Low-density development levy needed, says Housing Agency head
John O’Connor also calling for stricter laws to discourage ongoing Airbnb-style lettings
John O’Connor, CEO of the Housing Agency, wants to see more stringent planning laws to discourage short-term letting of units that are not owner-inhabited. Photograph: Cyril Byrne
Developers who build low-density housing in highly populated areas should be hit with punitive levies, the head of the Housing Agency has said.
John O’Connor says development levies should be proportionate to the density of housing schemes being produced, meaning builders providing higher-density accommodation would pay a lower levy.
A shortage of housing stock has caused prices to rise over recent years and months, while rental costs have also risen sharply.

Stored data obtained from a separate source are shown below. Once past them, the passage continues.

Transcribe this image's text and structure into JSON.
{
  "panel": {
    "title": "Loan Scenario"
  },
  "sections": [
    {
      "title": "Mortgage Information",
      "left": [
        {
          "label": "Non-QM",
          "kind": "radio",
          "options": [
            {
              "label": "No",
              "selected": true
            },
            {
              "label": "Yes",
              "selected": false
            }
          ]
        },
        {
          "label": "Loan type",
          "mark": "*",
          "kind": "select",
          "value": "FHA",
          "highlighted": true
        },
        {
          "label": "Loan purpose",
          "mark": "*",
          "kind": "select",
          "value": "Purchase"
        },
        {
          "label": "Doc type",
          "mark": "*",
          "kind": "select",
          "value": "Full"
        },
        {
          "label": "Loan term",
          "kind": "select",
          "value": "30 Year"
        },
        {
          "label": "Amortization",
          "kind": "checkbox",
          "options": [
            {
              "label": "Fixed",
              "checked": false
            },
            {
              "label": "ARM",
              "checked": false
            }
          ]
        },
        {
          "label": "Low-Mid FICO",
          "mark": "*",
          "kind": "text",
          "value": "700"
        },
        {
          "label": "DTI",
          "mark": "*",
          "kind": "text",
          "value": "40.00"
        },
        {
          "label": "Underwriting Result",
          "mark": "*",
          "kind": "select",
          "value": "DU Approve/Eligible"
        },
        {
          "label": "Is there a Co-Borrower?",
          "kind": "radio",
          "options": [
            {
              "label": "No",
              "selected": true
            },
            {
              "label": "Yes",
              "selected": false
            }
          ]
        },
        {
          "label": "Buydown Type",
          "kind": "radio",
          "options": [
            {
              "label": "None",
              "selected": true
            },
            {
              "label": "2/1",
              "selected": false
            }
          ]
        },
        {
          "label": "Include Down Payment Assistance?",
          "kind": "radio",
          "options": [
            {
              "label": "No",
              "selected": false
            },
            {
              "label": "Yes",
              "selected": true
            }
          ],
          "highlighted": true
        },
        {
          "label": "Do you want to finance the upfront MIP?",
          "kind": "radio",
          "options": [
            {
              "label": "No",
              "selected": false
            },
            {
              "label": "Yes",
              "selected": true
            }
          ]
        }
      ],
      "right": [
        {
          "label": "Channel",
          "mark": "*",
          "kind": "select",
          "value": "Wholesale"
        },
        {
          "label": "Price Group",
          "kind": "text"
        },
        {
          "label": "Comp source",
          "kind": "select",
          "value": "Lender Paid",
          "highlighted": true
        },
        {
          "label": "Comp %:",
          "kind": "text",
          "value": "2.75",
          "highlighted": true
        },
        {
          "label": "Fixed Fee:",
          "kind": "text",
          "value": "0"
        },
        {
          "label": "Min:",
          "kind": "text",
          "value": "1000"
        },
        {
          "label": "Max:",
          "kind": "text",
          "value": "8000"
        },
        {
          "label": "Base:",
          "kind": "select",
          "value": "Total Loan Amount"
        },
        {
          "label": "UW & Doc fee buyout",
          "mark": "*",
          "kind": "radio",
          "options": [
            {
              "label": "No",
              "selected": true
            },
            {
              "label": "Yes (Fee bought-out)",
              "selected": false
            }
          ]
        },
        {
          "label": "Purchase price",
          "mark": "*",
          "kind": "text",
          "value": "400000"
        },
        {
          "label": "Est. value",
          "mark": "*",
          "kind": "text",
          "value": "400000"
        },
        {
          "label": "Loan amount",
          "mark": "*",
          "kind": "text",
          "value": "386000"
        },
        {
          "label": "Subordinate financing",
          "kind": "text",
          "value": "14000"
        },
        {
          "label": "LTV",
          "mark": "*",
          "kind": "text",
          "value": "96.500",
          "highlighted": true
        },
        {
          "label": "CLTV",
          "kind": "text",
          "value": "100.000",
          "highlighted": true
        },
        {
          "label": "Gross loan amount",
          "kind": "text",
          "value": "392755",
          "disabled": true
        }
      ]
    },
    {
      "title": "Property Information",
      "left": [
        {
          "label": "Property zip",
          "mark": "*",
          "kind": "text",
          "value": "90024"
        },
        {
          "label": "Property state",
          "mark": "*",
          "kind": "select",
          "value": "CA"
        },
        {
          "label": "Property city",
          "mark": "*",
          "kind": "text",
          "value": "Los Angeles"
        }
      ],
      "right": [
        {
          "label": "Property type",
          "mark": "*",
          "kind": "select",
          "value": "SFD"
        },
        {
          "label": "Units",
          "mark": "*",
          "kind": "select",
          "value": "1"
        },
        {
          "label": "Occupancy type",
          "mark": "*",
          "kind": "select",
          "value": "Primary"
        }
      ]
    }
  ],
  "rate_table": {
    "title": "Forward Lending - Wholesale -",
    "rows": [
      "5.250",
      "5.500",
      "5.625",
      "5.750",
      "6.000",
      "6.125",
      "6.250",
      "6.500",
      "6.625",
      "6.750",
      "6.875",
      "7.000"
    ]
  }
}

The average dwelling in Dublin now costs over €400,000 according to latest Central Statistics Office figures, and prices across the country jumped by nearly 12 per cent over a 12-month period to June.

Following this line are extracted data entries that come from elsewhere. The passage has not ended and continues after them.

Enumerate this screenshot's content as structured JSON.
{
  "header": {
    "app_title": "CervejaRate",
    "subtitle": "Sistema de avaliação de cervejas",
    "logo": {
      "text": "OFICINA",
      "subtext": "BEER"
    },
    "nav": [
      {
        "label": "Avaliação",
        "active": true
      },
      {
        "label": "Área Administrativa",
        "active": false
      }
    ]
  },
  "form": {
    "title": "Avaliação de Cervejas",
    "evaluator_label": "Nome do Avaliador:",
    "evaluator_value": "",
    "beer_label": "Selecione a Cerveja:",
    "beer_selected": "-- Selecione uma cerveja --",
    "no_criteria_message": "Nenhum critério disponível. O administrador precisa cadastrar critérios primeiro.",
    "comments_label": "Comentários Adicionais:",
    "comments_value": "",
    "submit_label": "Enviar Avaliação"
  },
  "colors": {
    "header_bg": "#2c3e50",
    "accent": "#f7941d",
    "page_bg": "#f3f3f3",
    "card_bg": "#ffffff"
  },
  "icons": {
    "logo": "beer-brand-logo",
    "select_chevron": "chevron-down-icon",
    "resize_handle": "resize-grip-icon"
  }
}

“We should be encouraging high-density developments and be very proactive in that,” Mr O’Connor said.
“It’s a waste of land where you’re building low-density developments, and you should be penalised. You shouldn’t be allowed do it in the first case,” he added.
The low availability of apartments in major cities in particular has also driven rents through the roof, while at the same time some landlords are choosing to let their properties as short-term holiday rentals through Airbnb rather than make them available for long term letting.
Mr O’Connor wants to see more stringent planning laws to discourage short-term letting of units that are not owner-inhabited.
“Airbnb needs to be the original form of Airbnb, which is somebody living in an apartment or house and renting that out for a weekend or a couple of days.
“There does need to be a level of control in that form of rental, particularly having properties that are being left vacant for significant periods of time,” he said.
The Housing Agency chief gave a lukewarm reception to suggestions that the mechanism of compulsory purchase order (CPO) should be strengthened with a view to expediting the delivery of vacant units for local authorities.
“CPO isn’t a silver bullet,” he said, adding that more attention should be focussed on cutting bureaucratic red tape so that owners who are willing to part with vacant units can do so more easily.
He gave the example of a block of eight apartments in Dublin city centre which the Housing Agency purchased from the Office of Public Works with a view to using them for social housing.
Mr O’Connor said it took six months for his agency to organise the leasing of the apartments, and that following a brief period of refurbishment tenants were delayed from moving in for a further half-year period while an ESB connection was being sorted.
He encouraged local authorities and voluntary housing associations to “focus on delivering housing”, and indicated that those who fail to deliver units after receiving funding should be replaced or that the money should be redirected.
“We should make the people who are getting funding and are responsible for delivery accountable.
“If someone’s delivering, you support and fund them. If somebody isn’t delivering, you don’t. Replace them if they don’t, or move the funding elsewhere,” he said.
Mr O’Connor defended the Government’s €5.5 billion Rebuilding Ireland programme which is currently being reviewed by the Department of Housing, and said he believes the aim to provide 47,000 social housing units by 2021 is achievable.
He said local authorities should persevere with efforts to provide rapid-build accommodation despite criticism over the length of time taken to produce units, and urged the Government to tackle the issue of mortgage arrears as a way of preventing more families falling into homelessness.